To put the effect of common drug treatments into perspective, I currently know of someone in their 50’s, on a cocktail of prescription drugs including antidepressants and sleeping tablets, who myself and others have noticed struggling with significant memory and behavioural problems. Prior to knowing the side-effects of the medication that this person was taking, I seriously wondered if they had the beginnings of early-onset dementia. Long-term, the implications on their brain health from these drugs could mean that sadly I may not always be wrong about that.
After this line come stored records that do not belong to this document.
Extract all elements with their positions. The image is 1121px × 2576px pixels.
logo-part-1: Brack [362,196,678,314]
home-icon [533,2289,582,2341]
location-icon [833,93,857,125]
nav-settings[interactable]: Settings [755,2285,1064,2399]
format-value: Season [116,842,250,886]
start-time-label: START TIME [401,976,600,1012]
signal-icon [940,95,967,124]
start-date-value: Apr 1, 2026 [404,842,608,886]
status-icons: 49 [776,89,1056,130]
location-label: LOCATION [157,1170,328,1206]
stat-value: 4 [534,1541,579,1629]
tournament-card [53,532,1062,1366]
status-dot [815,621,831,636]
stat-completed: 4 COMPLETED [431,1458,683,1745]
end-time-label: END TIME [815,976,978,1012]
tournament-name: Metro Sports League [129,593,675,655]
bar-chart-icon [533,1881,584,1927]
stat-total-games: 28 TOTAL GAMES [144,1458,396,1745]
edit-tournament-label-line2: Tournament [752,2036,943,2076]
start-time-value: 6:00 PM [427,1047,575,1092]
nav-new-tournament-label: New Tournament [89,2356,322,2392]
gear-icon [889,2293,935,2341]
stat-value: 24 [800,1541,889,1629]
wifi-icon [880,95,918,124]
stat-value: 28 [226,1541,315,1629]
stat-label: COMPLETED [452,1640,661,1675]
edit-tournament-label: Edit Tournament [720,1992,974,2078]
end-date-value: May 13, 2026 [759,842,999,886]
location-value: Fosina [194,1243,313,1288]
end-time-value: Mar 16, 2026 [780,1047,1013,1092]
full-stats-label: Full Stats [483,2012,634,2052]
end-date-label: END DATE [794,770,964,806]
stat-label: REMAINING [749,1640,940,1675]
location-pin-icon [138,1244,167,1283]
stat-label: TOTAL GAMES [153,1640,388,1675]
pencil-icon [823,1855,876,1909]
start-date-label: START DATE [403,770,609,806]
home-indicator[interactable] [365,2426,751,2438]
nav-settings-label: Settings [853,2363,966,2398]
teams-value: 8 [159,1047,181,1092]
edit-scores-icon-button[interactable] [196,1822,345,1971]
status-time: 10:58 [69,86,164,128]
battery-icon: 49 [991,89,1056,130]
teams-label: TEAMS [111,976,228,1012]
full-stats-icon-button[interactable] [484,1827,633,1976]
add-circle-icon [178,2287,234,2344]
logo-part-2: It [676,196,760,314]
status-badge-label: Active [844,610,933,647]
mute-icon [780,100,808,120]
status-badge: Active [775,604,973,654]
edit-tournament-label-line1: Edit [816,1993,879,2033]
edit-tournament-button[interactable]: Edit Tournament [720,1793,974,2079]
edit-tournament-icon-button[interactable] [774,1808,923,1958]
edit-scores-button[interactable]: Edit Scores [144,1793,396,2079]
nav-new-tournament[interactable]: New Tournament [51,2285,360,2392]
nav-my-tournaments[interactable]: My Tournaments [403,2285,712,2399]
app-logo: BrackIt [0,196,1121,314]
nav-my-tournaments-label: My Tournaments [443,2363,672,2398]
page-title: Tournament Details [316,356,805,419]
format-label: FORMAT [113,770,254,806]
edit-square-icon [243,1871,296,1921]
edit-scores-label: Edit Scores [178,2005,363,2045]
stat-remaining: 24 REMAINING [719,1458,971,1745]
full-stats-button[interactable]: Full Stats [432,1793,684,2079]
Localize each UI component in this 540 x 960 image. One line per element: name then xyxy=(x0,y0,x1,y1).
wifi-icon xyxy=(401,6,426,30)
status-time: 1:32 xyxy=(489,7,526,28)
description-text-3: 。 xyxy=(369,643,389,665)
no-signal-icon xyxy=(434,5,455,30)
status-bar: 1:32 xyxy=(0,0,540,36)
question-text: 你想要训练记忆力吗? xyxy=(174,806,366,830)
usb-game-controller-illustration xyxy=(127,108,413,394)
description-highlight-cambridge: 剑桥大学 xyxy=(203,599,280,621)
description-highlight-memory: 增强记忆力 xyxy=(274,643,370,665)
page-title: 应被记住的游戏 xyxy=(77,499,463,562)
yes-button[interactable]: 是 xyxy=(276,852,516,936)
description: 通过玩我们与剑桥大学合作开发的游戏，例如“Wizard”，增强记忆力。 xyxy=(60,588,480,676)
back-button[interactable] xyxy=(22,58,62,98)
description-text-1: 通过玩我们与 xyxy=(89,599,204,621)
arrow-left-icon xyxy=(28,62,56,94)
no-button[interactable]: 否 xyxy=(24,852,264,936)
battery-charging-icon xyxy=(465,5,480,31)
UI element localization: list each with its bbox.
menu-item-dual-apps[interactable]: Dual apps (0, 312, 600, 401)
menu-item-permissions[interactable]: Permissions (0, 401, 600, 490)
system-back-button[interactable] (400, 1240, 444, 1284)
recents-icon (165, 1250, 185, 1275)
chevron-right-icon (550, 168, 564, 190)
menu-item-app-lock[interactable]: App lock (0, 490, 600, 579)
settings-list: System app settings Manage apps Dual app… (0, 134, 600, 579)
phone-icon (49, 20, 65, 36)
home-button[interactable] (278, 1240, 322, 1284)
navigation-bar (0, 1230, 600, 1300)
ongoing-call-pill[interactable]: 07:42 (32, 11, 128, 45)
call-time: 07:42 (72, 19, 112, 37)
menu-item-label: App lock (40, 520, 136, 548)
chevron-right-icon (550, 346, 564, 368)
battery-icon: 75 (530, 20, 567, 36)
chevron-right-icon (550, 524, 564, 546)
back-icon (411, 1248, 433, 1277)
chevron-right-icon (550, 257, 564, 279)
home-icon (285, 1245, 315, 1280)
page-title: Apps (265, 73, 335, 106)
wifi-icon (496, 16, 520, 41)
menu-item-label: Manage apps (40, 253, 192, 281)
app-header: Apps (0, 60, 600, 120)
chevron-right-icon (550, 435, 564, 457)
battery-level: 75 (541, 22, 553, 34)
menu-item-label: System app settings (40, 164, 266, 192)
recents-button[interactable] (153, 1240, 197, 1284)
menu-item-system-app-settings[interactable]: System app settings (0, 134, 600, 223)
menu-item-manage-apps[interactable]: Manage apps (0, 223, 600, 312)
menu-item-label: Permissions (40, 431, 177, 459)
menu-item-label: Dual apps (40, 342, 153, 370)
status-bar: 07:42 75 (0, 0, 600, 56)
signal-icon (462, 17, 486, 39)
For me, the burning question in modern healthcare is what has happened to personal responsibility? Of looking at ourselves, our lifestyles and the choices that we make and changing those rather than expecting a pill to do it all for us. Quick fixes and easy options might be more tempting in the here and now, but what about the future? When all the pills we take stop working, or the side-effects cause long-term damage that more pills can’t fix, what then?

In the case of people with dementia, drug treatments really aren’t the only option. Indeed for many people they aren’t an option at all. There are no quick fixes. In fact ultimately there isn’t a ‘fix’ at all, but what will work for everyone is care that looks at each person as a whole and finds the elements that will help them to live well with dementia. The most effective treatment lies within us, unlocked by those with skill, dedication and compassion, qualities you will never find in a bottle.